HOW IS YOUR BROTHER… MATT?
We see Angelica Brooks standing by with The Anglo Luchador, who is already in his ring gear for the main event and a custom t-shirt that reads “I stayed at Brandon Youngblood’s house and all I got was this lousy shirt and a staph infection.”
Angelica Brooks: I’m here with The Anglo Luchador, who will be facing off against Paxton Ray in two straight shows now given Lindsay Troy’s blockbuster announcement right to Foster Nackedy earlier on in the program. You vs. Paxton, no holds barred. What are you thinking?
TAL: First, I’m thinking I need to send Lindz a fruit basket. I didn’t even ask for it, but it’s what I wanted.

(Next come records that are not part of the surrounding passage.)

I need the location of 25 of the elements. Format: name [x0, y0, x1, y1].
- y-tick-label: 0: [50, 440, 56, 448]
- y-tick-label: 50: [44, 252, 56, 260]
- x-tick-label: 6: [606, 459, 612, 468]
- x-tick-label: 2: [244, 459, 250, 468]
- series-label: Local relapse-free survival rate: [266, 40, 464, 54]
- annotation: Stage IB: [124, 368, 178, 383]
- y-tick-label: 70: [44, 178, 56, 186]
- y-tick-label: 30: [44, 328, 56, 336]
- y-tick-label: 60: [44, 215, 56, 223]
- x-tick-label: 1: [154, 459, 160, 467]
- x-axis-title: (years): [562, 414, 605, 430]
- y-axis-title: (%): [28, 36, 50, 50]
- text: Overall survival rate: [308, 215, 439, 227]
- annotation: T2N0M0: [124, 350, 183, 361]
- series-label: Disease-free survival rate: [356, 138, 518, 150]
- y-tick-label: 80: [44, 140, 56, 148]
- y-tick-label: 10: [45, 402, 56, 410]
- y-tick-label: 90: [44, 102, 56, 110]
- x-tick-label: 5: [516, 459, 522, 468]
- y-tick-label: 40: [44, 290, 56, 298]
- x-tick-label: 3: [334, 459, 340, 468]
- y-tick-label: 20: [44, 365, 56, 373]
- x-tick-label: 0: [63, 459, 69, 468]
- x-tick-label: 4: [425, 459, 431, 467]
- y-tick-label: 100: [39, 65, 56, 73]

There’s only one way to put down a feral gator.
Angelica Brooks: True, but Jared Sykes wasn’t able to do that in the main event of Colossus, even in victory.
TAL: Yeah, but…
Voice from off-screen: …but expecting The Luchador to win an actual match is as laughable as capitalist boss giving fare wage!
From off camera walks Alexei Ruslan, comrade of one-half of the team facing off against The Luchador and Brandon Youngblood in the main event, Ivan Stanislav.
TAL: Jesus Christ, what do you want?
Ruslan tips his brown hat and grins wide, standing on the other side of Brooks while facing TAL.
Alexei Ruslan: Tut tut, Luchador. Us communists are atheist. You know this. Jesus Christ has nothing to do with anything! But as for what I want?
Ruslan makes a dramatic look left and right.
Alexei Ruslan: I believe I have right to go walking backstage, do I not?
The Luchador audibly groans.
TAL: You do realize that this is a big arena, and my name was on the call sheet for this location since last week? What’s the deal, Lappy? Are you here to get in my head?
Ruslan smirks and swings his hands behind his back whilst rocking on his heels.
Alexei Ruslan: Oh no, no no. I would not dare try to venture directly into your brainbox. But, since I am here and we are having this chat, do you not think you are being a little flippant by ignoring Ivan Stanislav? You were lucky to be on his team last tag match. But tonight, you have not just Paxton Ray, but The Russian Bear wanting your hide. Best to pay attention to here and now.
The Luchador looks up, rolling his eyes. Angie has an exasperated look on her face.
TAL: Alright, your Muscovite narcissism aside, what gives you any idea that I’m overlooking the 400-pound monster I’ve been jabbing with for the better part of a year thus far? I know you live in a fantasy land, but I didn’t think it was terminal.
Ruslan narrows his eyes.
Alexei Ruslan: Well, you seem to have bad habit of taking your eye off of ball, Luchador. You have made losing an art form! I mean… how many times have you been so busy trying to clean up your messes that someone from home ends up getting brutalized? Ahem, speaking of which, how is your brother… Matt?
The Luchador grows agitated, while Angie makes a pronounced gulp.
TAL: Since it’s been a dog’s age since you last competed, and I’m not the kind of person who throws hands with non-combatants, I’m going to let you off, but you disrespect my brother, Michele Vincenzo Battaglia, and I’m just going to have to take it out on your Russian Bear.
Ruslan smiles reassuringly at Angie.
Alexei Ruslan: Do not worry, Ms. Brooks. Should things grow violent, I shall protect you. And as for that, Luchador, I mean no disrespect. I am just musing about the fight one must have when wanting to avenge, say, someone they love so dearly.
Ruslan strokes his chin.
Alexei Ruslan: Just something to think about, that is all! Now, I can see that I run risk of taking poor Ms. Brooks’ job, asking all important questions. So! I can leave the two of you alone. So long as you feel safe in his company, Angelica?
Angie shoots him the classic “As if” look from Clueless. Alexei smiles as he takes his leave. The Luchador sighs and droops his head.
Angelica Brooks: Okay, well, that was rude to say the least. Do you have…
TAL: Sorry, Ange, I think the mood’s been ruined. Nothing left to say with my words.
The Luchador walks off.
Angelica Brooks: Well, there you have it, some more fuel on the fire for our main event! Let’s throw it back to ringside.
The camera cuts to the ring in wait for our next match.